Abbott signed HB20, which bans social media companies with more than 50 million monthly users (i.e. aimed directly at companies like Twitter and Facebook) from censoring users based on "the viewpoint of the user or another person."
The bill allows citizens and the state attorney general to sue companies that they believe unfairly censored users.
The bill would take effect in December.
"We will always defend the freedom of speech in Texas, which is why I am proud to sign House Bill 20 into law to protect first amendment rights in the Lone Star State," Abbott said in a statement. "Social media websites have become our modern-day public square. They are a place for healthy public debate where information should be able to flow freely — but there is a dangerous movement by social media companies to silence conservative viewpoints and ideas. That is wrong, and we will not allow it in Texas."
Eric Goldman, a professor at Santa Clara University School of Law, told the Washington Post that the law is unlikely to “survive critical scrutiny” and represents “an effort to play for partisan crowd, not to make good policy.”
“Even if it’s struck down, it’s a symptom of a much bigger structural problem we have in the country that politicians think this is how they should be spending their time,” Goldman said.

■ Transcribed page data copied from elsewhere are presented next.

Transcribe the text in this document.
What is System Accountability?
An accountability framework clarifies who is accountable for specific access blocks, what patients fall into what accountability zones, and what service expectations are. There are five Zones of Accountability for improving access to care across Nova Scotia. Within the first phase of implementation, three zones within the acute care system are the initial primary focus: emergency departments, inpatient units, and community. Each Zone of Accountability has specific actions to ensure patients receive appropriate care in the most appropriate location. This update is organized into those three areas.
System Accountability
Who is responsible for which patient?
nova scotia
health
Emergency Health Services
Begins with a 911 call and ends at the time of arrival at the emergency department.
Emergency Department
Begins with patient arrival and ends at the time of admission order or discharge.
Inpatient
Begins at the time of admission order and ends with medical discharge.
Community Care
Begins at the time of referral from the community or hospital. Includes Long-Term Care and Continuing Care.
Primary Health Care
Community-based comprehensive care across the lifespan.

Adam Kovacevich, the CEO of the Chamber of Progress, which is funded by tech giants like Facebook and Google, said the law likely violates the First Amendment.
“This will certainly be ruled unconstitutional as well, but Republicans won’t pay any price because they view it as good politics,” he said. “It’s going to keep heading into a First Amendment buzz saw.”
Florida’s law blocked:
Florida passed a similar bill aimed at going after social media censorship but it was quickly blocked by a federal judge.
The judge blocked the law pending additional litigation after finding that the law likely violates the First Amendment.
"The legislation now at issue was an effort to rein in social-media providers deemed too large and too liberal," Judge Robert Hinkle wrote in his opinion. "Balancing the exchange of ideas among private speakers is not a legitimate governmental interest."